The music assembled here provides a fine survey of Chagrin’s multifaceted talents, be it in illustrating a sentimental romance (Last Holiday), a wartime saga (The Colditz Story), some emotionally more complex stuff (An Inspector Calls or The Intruder) or a documentary on the aftermath of World War II in Yugoslavia (The Bridge). He was a beautifully equipped musician who could always find the right tone of the film he was to illustrate. The Suite from “Last Holiday”, by far the longest item here, is a good example of Chagrin’s versatility. It includes serious and lyrical music (e.g. the Nocturne) but also some purely incidental music such as the Romance (salon music played by a piano trio) and the extrovert Samba.
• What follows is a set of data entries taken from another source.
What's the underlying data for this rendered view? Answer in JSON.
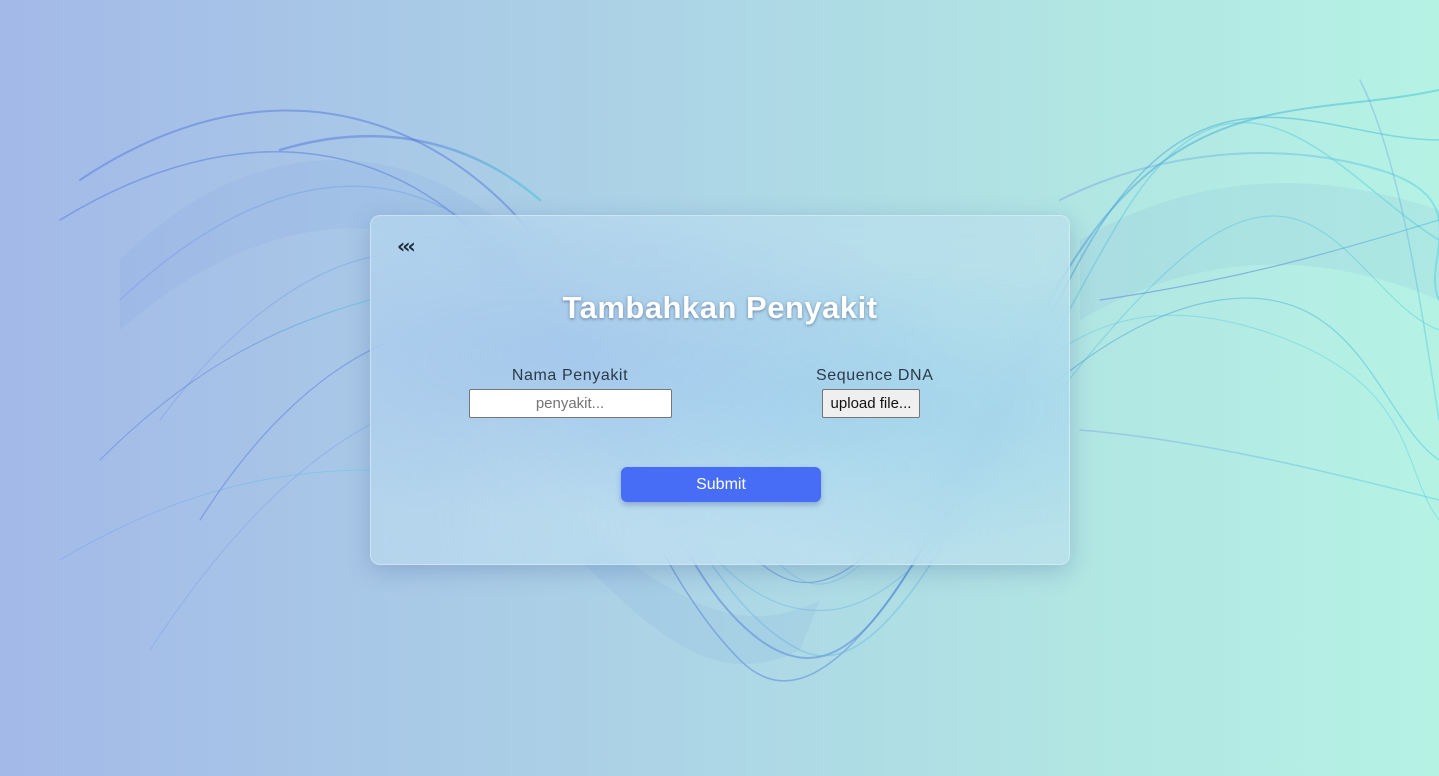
{
  "form": {
    "back_label": "‹‹‹",
    "title": "Tambahkan Penyakit",
    "name_label": "Nama Penyakit",
    "name_placeholder": "penyakit...",
    "name_value": "",
    "dna_label": "Sequence DNA",
    "upload_label": "upload file...",
    "submit_label": "Submit"
  },
  "colors": {
    "submit": "#476cf5",
    "background_left": "#a3b9e8",
    "background_right": "#b5f2e4"
  }
}
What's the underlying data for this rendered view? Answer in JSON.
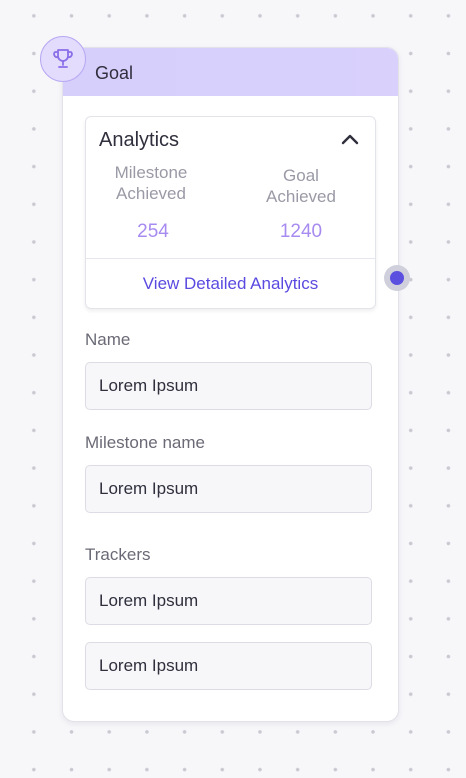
{
  "node": {
    "title": "Goal",
    "icon": "trophy-icon"
  },
  "analytics": {
    "title": "Analytics",
    "collapse_icon": "chevron-up-icon",
    "stats": [
      {
        "label": "Milestone Achieved",
        "value": "254"
      },
      {
        "label": "Goal Achieved",
        "value": "1240"
      }
    ],
    "link_label": "View Detailed Analytics"
  },
  "fields": {
    "name": {
      "label": "Name",
      "value": "Lorem Ipsum"
    },
    "milestone": {
      "label": "Milestone name",
      "value": "Lorem Ipsum"
    },
    "trackers": {
      "label": "Trackers",
      "values": [
        "Lorem Ipsum",
        "Lorem Ipsum"
      ]
    }
  },
  "colors": {
    "header": "#d6cefb",
    "accent": "#5b4fe0",
    "stat_value": "#a78bf0"
  }
}
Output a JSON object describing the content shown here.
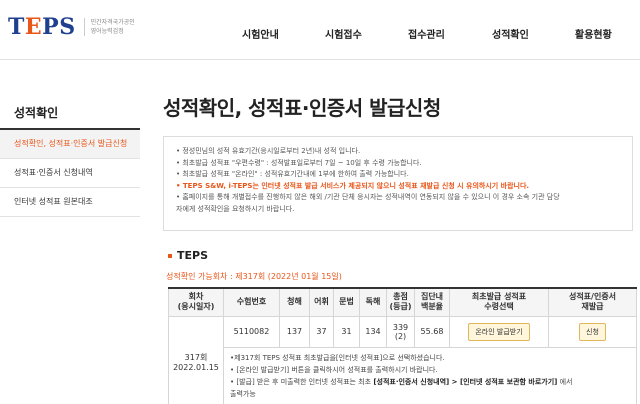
{
  "logo": {
    "word_start": "T",
    "word_e": "E",
    "word_end": "PS",
    "sub1": "민간자격국가공인",
    "sub2": "영어능력검정"
  },
  "nav": [
    "시험안내",
    "시험접수",
    "접수관리",
    "성적확인",
    "활용현황"
  ],
  "sidebar": {
    "title": "성적확인",
    "items": [
      {
        "label": "성적확인, 성적표·인증서 발급신청",
        "active": true
      },
      {
        "label": "성적표·인증서 신청내역",
        "active": false
      },
      {
        "label": "인터넷 성적표 원본대조",
        "active": false
      }
    ]
  },
  "page_title": "성적확인, 성적표·인증서 발급신청",
  "notice": [
    "• 정성민님의 성적 유효기간(응시일로부터 2년)내 성적 입니다.",
    "• 최초발급 성적표 \"우편수령\" : 성적발표일로부터 7일 ~ 10일 후 수령 가능합니다.",
    "• 최초발급 성적표 \"온라인\" : 성적유효기간내에 1부에 한하여 출력 가능합니다.",
    "• TEPS S&W, i-TEPS는 인터넷 성적표 발급 서비스가 제공되지 않으니 성적표 재발급 신청 시 유의하시기 바랍니다.",
    "• 홈페이지를 통해 개별접수를 진행하지 않은 해외 /기관 단체 응시자는 성적내역이 연동되지 않을 수 있으니 이 경우 소속 기관 담당",
    "  자에게 성적확인을 요청하시기 바랍니다."
  ],
  "section": {
    "title": "TEPS",
    "available": "성적확인 가능회차 : 제317회 (2022년 01월 15일)"
  },
  "table": {
    "headers": {
      "round": [
        "회차",
        "(응시일자)"
      ],
      "exam_no": "수험번호",
      "listening": "청해",
      "vocab": "어휘",
      "grammar": "문법",
      "reading": "독해",
      "total": [
        "총점",
        "(등급)"
      ],
      "percentile": [
        "집단내",
        "백분율"
      ],
      "first_issue": [
        "최초발급 성적표",
        "수령선택"
      ],
      "reissue": [
        "성적표/인증서",
        "재발급"
      ]
    },
    "row": {
      "round": "317회",
      "date": "2022.01.15",
      "exam_no": "5110082",
      "listening": "137",
      "vocab": "37",
      "grammar": "31",
      "reading": "134",
      "total": "339",
      "grade": "(2)",
      "percentile": "55.68",
      "online_button": "온라인 발급받기",
      "apply_button": "신청"
    },
    "info": {
      "line1": "•제317회 TEPS 성적표 최초발급을[인터넷 성적표]으로 선택하셨습니다.",
      "line2": "• [온라인 발급받기] 버튼을 클릭하시어 성적표를 출력하시기 바랍니다.",
      "line3_pre": "• [발급] 받은 후 미출력한 인터넷 성적표는 최초 ",
      "line3_bold": "[성적표·인증서 신청내역] > [인터넷 성적표 보관함 바로가기]",
      "line3_post": " 에서",
      "line4": "출력가능"
    }
  }
}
As Philip Lane mentions in his excellent notes, Chagrin lavished as much care on his incidental music as on his concert works. Some of them contain fine music well worth rescuing. Chagrin was certainly aware of this, for some of the scores heard here were arranged for the concert hall by the composer himself, e.g. the overture Helter Skelter, Four Orchestral Episodes from “The Intruder” and Yugoslav Sketches from “The Bridge” (Philip Lane mentions a Yugoslav Suite No.2, also drawn from The Bridge). The remaining pieces in this selection were carefully prepared by Philip Lane, one of the driving forces behind Chandos’s Movies series/ He is a fine composer in his own right who selflessly devotes much time, skill and competence in preparing scores for recording.

This release also includes the outrageously funny The Hoffnung Symphony Orchestra in which Auber, Bizet, Delibes, Grieg, Liszt, Mozart, Mussorgsky, Rimsky-Korsakov, Johann Strauss II and Tchaikovsky rub shoulders in an improbable, but funny montage.

There is much fine music here. Besides the overture, my own favourites are the Suite from “Greyfriars Bobby”, From “Easy Money” and the Yugoslav Sketches. The whole is superbly played. The production is simply excellent, with a lavish booklet adorned with stills from the films and detailed notes by Philip Lane.

A most welcome and timely release, since 2005 is the centenary year of Chagrin’s birth. I hope now that Gamba might have a look at Chagrin’s symphonies.